Проходя мимо окошка павильона, Вера вдохнула кислый запах пива, заставивший ее поморщиться, и внезапно поняла, что голодна. Голодна настолько, что готова съесть даже рагу из тараканов. Поймав равнодушный и какой-то сонный взгляд толстой продавщицы в окошке, Вера остановилась и спросила:
– Простите, пожалуйста, а у вас, случайно, никакой еды нет? Хоть хлеба кусок, хоть что-нибудь, а то я до дома не дотяну.

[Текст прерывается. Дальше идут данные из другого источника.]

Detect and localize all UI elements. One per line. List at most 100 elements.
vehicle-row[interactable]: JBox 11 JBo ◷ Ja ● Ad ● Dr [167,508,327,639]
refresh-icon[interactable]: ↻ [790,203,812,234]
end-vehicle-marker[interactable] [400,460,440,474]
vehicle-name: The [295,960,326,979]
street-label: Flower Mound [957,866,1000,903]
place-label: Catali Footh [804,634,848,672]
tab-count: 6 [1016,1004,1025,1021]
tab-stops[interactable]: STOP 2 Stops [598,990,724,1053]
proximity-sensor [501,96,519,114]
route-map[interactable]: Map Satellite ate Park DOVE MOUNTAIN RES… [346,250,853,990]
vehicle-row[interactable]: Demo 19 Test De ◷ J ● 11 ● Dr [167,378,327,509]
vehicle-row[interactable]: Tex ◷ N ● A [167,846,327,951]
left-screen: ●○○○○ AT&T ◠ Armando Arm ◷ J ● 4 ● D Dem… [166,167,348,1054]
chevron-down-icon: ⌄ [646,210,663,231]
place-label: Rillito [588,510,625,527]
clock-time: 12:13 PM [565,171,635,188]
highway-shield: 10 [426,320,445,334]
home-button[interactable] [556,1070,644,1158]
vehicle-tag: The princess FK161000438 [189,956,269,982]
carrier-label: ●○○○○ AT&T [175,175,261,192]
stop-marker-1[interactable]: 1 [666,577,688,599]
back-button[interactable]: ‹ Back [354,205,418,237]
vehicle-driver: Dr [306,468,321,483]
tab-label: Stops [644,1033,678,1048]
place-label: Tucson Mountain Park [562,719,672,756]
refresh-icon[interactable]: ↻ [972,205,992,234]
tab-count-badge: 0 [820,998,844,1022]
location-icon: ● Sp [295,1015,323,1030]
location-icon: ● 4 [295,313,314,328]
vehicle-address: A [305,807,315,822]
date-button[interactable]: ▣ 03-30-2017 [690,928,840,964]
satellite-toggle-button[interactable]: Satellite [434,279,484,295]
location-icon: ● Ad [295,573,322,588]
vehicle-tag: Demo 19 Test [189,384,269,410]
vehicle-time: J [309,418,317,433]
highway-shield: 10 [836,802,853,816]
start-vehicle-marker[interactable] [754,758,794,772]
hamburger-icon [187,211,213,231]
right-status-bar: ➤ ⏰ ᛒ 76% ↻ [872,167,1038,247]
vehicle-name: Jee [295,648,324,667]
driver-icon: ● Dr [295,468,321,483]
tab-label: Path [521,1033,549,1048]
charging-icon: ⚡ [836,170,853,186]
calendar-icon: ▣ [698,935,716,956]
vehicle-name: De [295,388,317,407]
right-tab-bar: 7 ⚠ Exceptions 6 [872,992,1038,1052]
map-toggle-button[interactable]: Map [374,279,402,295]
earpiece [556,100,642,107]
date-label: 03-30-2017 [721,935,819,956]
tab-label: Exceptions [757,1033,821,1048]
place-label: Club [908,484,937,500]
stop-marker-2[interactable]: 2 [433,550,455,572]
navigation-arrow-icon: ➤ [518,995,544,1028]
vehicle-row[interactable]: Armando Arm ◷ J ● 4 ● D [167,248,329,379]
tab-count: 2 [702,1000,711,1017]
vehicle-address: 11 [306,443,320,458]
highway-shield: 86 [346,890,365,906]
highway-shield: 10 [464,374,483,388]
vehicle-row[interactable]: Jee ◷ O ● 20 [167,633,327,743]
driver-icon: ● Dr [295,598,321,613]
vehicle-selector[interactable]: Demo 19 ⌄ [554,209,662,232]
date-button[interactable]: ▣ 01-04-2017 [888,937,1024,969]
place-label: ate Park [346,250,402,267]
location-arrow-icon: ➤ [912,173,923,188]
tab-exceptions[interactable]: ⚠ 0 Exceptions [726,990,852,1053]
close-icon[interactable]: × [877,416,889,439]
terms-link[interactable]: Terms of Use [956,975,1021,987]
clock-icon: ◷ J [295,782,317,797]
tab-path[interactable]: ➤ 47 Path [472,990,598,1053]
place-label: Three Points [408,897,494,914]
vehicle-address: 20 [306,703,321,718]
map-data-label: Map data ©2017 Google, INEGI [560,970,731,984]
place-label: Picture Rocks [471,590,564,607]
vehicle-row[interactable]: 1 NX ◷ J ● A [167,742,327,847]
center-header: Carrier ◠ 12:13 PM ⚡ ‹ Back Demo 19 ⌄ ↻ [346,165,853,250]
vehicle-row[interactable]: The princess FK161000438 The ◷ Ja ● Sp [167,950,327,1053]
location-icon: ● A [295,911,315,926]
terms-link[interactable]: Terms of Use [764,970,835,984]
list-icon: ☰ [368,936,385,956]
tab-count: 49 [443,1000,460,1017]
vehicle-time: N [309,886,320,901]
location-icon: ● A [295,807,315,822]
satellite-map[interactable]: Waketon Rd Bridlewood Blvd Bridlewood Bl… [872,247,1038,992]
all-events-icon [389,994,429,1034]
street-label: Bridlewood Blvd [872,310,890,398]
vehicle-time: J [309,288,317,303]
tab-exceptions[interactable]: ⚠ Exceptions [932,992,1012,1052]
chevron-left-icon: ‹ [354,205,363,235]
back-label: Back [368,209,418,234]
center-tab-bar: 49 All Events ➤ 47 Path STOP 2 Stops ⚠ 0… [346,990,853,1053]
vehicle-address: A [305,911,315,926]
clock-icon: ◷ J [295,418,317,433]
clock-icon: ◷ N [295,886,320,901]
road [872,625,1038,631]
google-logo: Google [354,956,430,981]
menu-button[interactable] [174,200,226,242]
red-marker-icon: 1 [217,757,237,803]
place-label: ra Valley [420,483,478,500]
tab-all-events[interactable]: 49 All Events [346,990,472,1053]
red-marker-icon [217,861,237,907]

Взгляд продавщицы стал сначала внимательным, потом сочувствующим. Не говоря ни слова, она полезла под прилавок и достала поднос с бутербродами: белый изрядно подсохший хлеб, заскорузлый сыр, подозрительного вида вареная колбаса. Вероятно, эти деликатесы изготавливались в крайне ограниченном количестве, на всех желающих их не хватало, и ушлая продавщица приберегала товарчик «для своих». Или для тех, кому «очень нужно» и кто, соответственно, готов заплатить больше, чем указано в прейскуранте. Вера не сомневалась, что объявленная ей цена «с сыром – семнадцать копеек, с колбасой – двадцать» раза в два выше настоящей, но с готовностью открыла кошелек.